The Young One
|La Joven (The Young One)|
|Directed by||Luis Buñuel|
|Produced by||George P. Werker and Producciones Olmeca|
|Written by||Hugo Butler
|Music by||Chucho Zarzosa|
18 January 1961 (U.S. release)
La joven — called The Young One or White Trash in the United States, released as Island of Shame in the United Kingdom — is a 1960 film by the Spanish director Luis Buñuel. Produced in Mexico and shot in English with American actors, La Joven is Buñuel's second and last American film.
The film deals with issues of racism and rape against a complex portrayal of two men, each of whom shows both good and evil. The film was entered into the 1960 Cannes Film Festival, and has received highly positive reviews since release.
The Young One is currently available in both Region 1 and Region 2 DVD editions after being out of distribution for many years.
Based on a short story ("Travelin' Man") by American author Peter Matthiessen, the film tells the story of Traver, a black jazz musician on the run after a white woman has accused him of rape. Such a charge in the South could lead to his being lynched. After stealing a boat to escape, Traver makes his way to an island inhabited by the beekeeper Miller, and Evalyn, the granddaughter of his recently deceased partner.
What follows is a struggle between Traver and Miller over guns, resources and the affections of the young Evalyn, who becomes increasingly fascinated by the clarinet-playing Traver. She is disgusted by Miller's advances toward her each night.
While being pursued late at night, Traver (Bernie Hamilton) steals a boat and ends up on an island off the Carolina coast inhabited by Miller (Zachary Scott), who has owned a bee farm with his recently deceased partner Pee Wee. Pee Wee, a drunk whose liver finally quit, has left behind a teenage granddaughter named Evalyn ("Evvie", played by Key Meersman), whose age is unknown. Miller is cruel to Evvie until one day he pulls back her wild-child hair and notices that she is quite beautiful. Miller plans to have the youngster sexually for himself and goes to shore to buy her gifts.

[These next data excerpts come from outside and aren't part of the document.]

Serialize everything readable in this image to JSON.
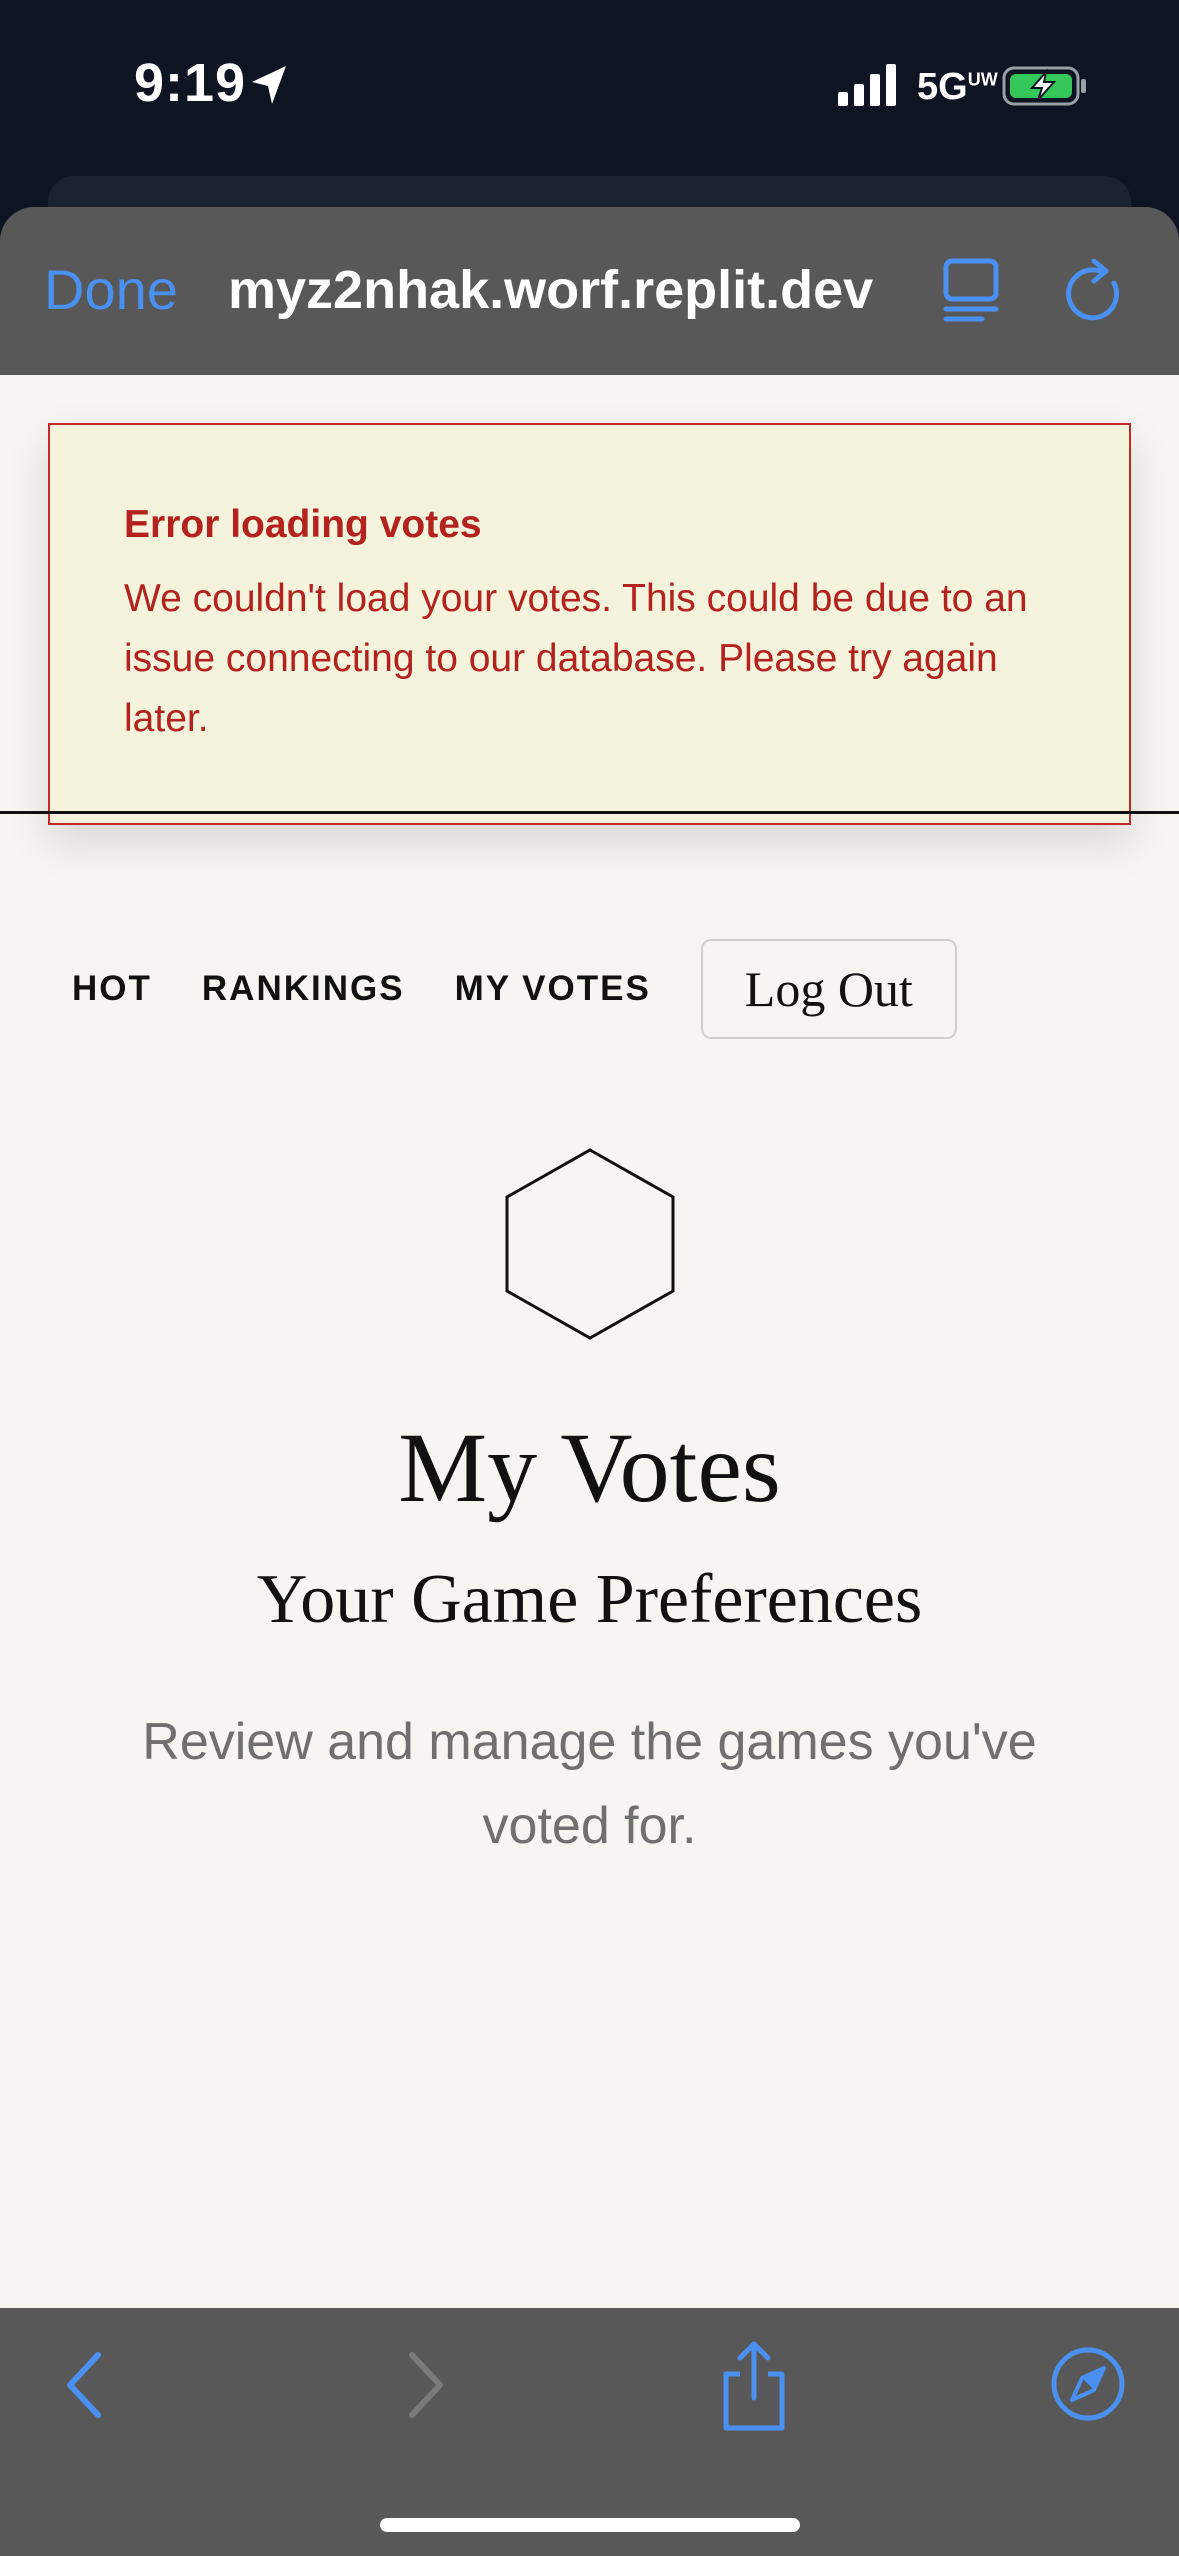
{
  "status_bar": {
    "time": "9:19",
    "network": "5G",
    "network_superscript": "UW"
  },
  "browser": {
    "done_label": "Done",
    "url": "myz2nhak.worf.replit.dev",
    "icons": {
      "reader": "reader-mode-icon",
      "reload": "reload-icon",
      "back": "back-arrow-icon",
      "forward": "forward-arrow-icon",
      "share": "share-icon",
      "safari": "safari-compass-icon"
    },
    "accent_color": "#4a90f0"
  },
  "error_toast": {
    "title": "Error loading votes",
    "message": "We couldn't load your votes. This could be due to an issue connecting to our database. Please try again later.",
    "color": "#b3221f",
    "background": "#f5f3dc"
  },
  "nav": {
    "hot": "HOT",
    "rankings": "RANKINGS",
    "my_votes": "MY VOTES",
    "logout": "Log Out"
  },
  "page": {
    "icon": "hexagon-icon",
    "title": "My Votes",
    "subtitle": "Your Game Preferences",
    "description": "Review and manage the games you've voted for."
  }
}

Thinking herself alone, Evvie goes about her routine at the apiary, but Traver surprises her and begs her for some honey. He gives her a dime in return. Traver winds up getting a meal back at the cabin, but when he wants to leave with a shotgun and some gas for his boat, Evvie protests. The shotgun discharges during their struggle (inside the house). Traver gives her 20 dollars for the trouble and leaves. He reaches his boat but accidentally shoots a hole in it, forcing him to return to the cabin for repair supplies. Despite this, Traver and Evvie develop trust in one another. Traver spends another night on the island fixing his boat. Evvie wakes up in the middle of the night when a raccoon gets into the coop and kills a chicken. When she opens the window, she hears Traver playing on his clarinet.
Miller returns the next day, but becomes angry when he finds out he's been robbed. He takes a rifle and goes out to find the perpetrator. In the meantime Evvie hides the money by pinning it into her skirt. Traver is at his boat almost ready to leave, but runs away when he sees Miller approaching. Miller comes upon the boat, and shoots enough holes in the hull to sink it. A chase ensues. Traver finds another boat in a river, but Miller sights him as he paddles and fires a shot. Traver splashes into the water, but later emerges unscathed.
Miller returns to the cabin and presents Evvie with a dress and some high heel shoes (here is the film's only Bunuelism, the shoe fetish). He seems to want to make her into a lady, but warns her away from men. Miller has Evvie sit on his lap, and seems bemused by her innocence. "Don't let anyone hold you like this," he warns her. But as he tries to kiss her, she avoids his lips.
After Miller later finds the 20-dollar bill, he confronts Evvie with it. When Evvie tries to explain it, Miller insinuates that she got the money in return for sexual favors and sends her to bed. Traver bursts in and holds Miller up. He takes Miller's rifle and returns to his boat, which he does not yet realize is sunk.
The next day Miller gives Evvie her money back "for telling the truth." He takes a grenade and goes out looking for Traver, whom he finds busy fixing the boat. They have a heated exchange of insults and racial epithets, but reconcile after learning that they both served in the infantry in WWII. Their shared status as veterans appears to mollify Miller's suspicions and he stops using racial slurs against Traver.
Miller and Evvie leave Traver in peace to finish work on his boat, but he returns to the two cabins to keep an eye on the pair while his boat soaks. Miller offers Traver work on the island in exchange for room and board, and uses Traver's presence as a pretext for Evvie to move into his own quarters. He offers Traver the small cabin she and her grandfather used, and makes her move her bed into his.
For her part, Evvie can't understand why the two men can't be friends. Traver explains why he has the gun: "It's easy for him to kill me. It's hard for me to kill him." By his reckoning, Miller has more power in that dynamic, so Traver holding on to the gun "makes us almost equal." After some coaxing from Evvie, Traver plays his clarinet. That night we see Miller kiss Evvie roughly. The implication is that he forces sex on the underage girl that night.
The following day, the local preacher, Rev. Fleetwood (Claudio Brook), and another white man named Jackson (Crahan Denton) come to the island to baptize Evvie. The Reverend soon has suspicions about Miller's treatment of Evvie, while Miller finds out about a rape charge against a black clarinet player, whom he concludes is Traver. The two themes of rape and racism intertwine as the tension on the island mounts.